Production and Characterization of PLA/HA/GO Nanocomposite Scaffold


Oktay B., ÖZEROL E., ŞAHİN A., GÜNDÜZ O., ÜSTÜNDAĞ C. B.

CHEMISTRYSELECT, vol.7, no.30, 2022 (SCI-Expanded) identifier identifier

  • Publication Type: Article / Article
  • Volume: 7 Issue: 30
  • Publication Date: 2022
  • Doi Number: 10.1002/slct.202200697
  • Journal Name: CHEMISTRYSELECT
  • Journal Indexes: Science Citation Index Expanded (SCI-EXPANDED), Scopus, Academic Search Premier
  • Keywords: Bone Tissue Engineering, Graphene Oxide, Hydroxyapatite (HA), Polylactic acid (PLA), Scaffold, MECHANICAL-PROPERTIES, TISSUE, BONE, BIOMATERIALS, GRAPHENE, FABRICATION, STRATEGIES, COMPOSITE
  • Yıldız Technical University Affiliated: Yes

Abstract

Polylactic acid (PLA) composite nanofibers combined with hydroxyapatite (HA) and graphene oxide (GO) nanoparticles were produced by electrospinning to create excellent biodegradable and durable scaffolds to be used in tissue engineering.
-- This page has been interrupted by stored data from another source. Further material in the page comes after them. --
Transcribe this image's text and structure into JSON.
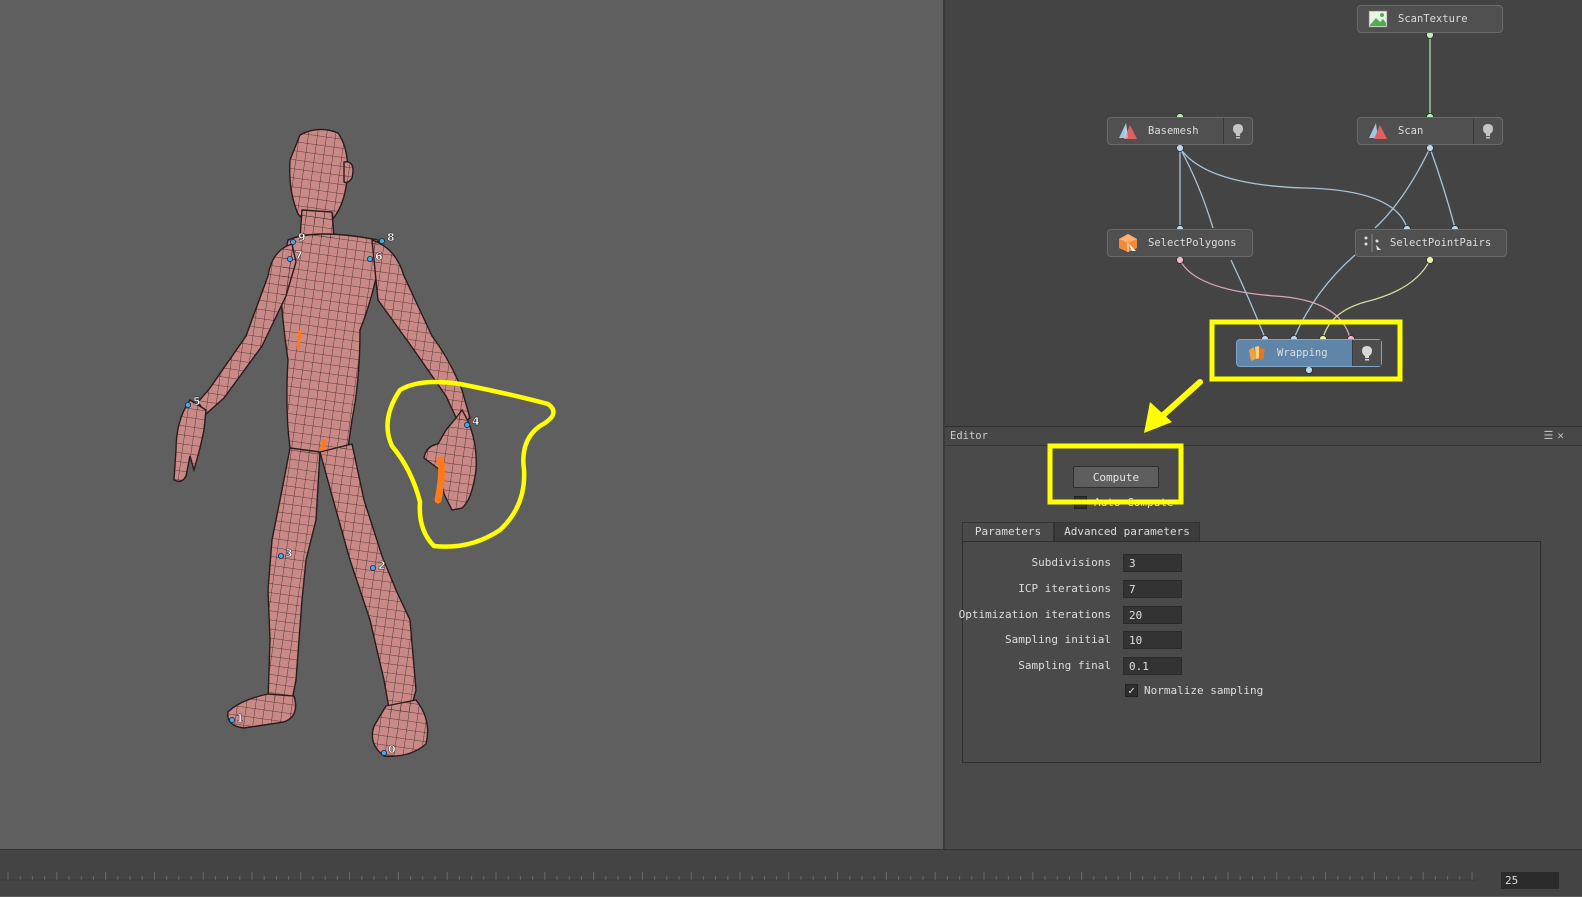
{
  "viewport": {
    "joint_labels": [
      "9",
      "8",
      "7",
      "6",
      "5",
      "4",
      "3",
      "2",
      "1",
      "0"
    ]
  },
  "graph": {
    "nodes": {
      "scan_texture": "ScanTexture",
      "basemesh": "Basemesh",
      "scan": "Scan",
      "select_polygons": "SelectPolygons",
      "select_point_pairs": "SelectPointPairs",
      "wrapping": "Wrapping"
    }
  },
  "editor": {
    "title": "Editor",
    "compute_label": "Compute",
    "auto_compute_label": "Auto Compute",
    "tabs": [
      "Parameters",
      "Advanced parameters"
    ],
    "params": [
      {
        "label": "Subdivisions",
        "value": "3"
      },
      {
        "label": "ICP iterations",
        "value": "7"
      },
      {
        "label": "Optimization iterations",
        "value": "20"
      },
      {
        "label": "Sampling initial",
        "value": "10"
      },
      {
        "label": "Sampling final",
        "value": "0.1"
      }
    ],
    "normalize_label": "Normalize sampling",
    "normalize_checked": true
  },
  "timeline": {
    "frame": "25"
  },
  "colors": {
    "highlight": "#ffff00",
    "mesh": "#c98a87",
    "wire": "#2a1a1a",
    "selection": "#ff7a1a",
    "node_selected": "#5f86a8"
  },
  "icons": [
    "mesh-icon",
    "texture-icon",
    "select-polygons-icon",
    "select-point-pairs-icon",
    "wrapping-icon",
    "bulb-icon",
    "menu-icon",
    "close-icon",
    "checkmark-icon"
  ]
}
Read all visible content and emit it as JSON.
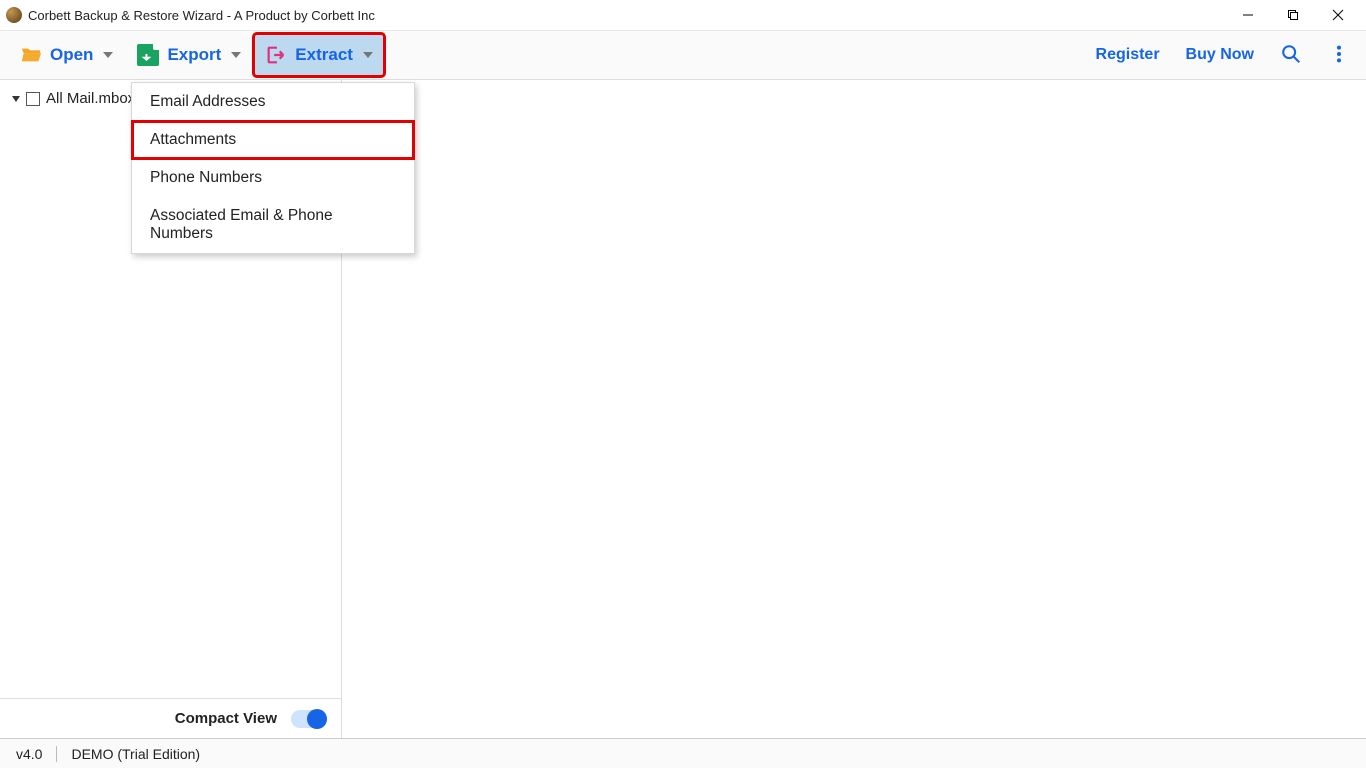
{
  "window": {
    "title": "Corbett Backup & Restore Wizard - A Product by Corbett Inc"
  },
  "toolbar": {
    "open_label": "Open",
    "export_label": "Export",
    "extract_label": "Extract",
    "register_label": "Register",
    "buynow_label": "Buy Now"
  },
  "extract_menu": {
    "items": [
      {
        "label": "Email Addresses"
      },
      {
        "label": "Attachments"
      },
      {
        "label": "Phone Numbers"
      },
      {
        "label": "Associated Email & Phone Numbers"
      }
    ]
  },
  "sidebar": {
    "tree": {
      "root_label": "All Mail.mbox"
    },
    "compact_label": "Compact View"
  },
  "statusbar": {
    "version": "v4.0",
    "edition": "DEMO (Trial Edition)"
  }
}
The properties of the pure PLA, PLA/HA, PLA/GO, and PLA/HA/GO nanocomposite scaffolds were analyzed in chemical, morphological, mechanical, and biocompatibility. Morphology and composition were investigated by scanning electron microscopy (SEM) and Fourier transform infrared spectroscopy (FTIR), respectively. To predict the cytocompatibility of these scaffolds, HFF-1 cells were cultured and the respective cell adhesion and proliferation were investigated by fluorescence microscopy, SEM, and MTT assay. FTIR results showed the successful synthesis of HA and GO nanoparticles. SEM images showed that the PLA/HA/GO scaffold is ideal for cell attachment and proliferation in tissue regeneration. Mechanical test results showed that the tensile strength and elastic modulus of PLA nanofibers could be increased by adding 0,8 wt % HA and 0,4 wt % GO. The PLA/HA/GO scaffold exhibited the highest tensile strength of other scaffolds. MTT assay revealed that the PLA/HA/GO scaffold showed significantly high biocompatibility with 105 % cell viability. Therefore, PLA/HA/GO scaffold with 0,8 wt %HA and 0,4 wt %GO possessing high tensile strength as well as good cell proliferation is an excellent and versatile biomaterial for tissue engineering applications.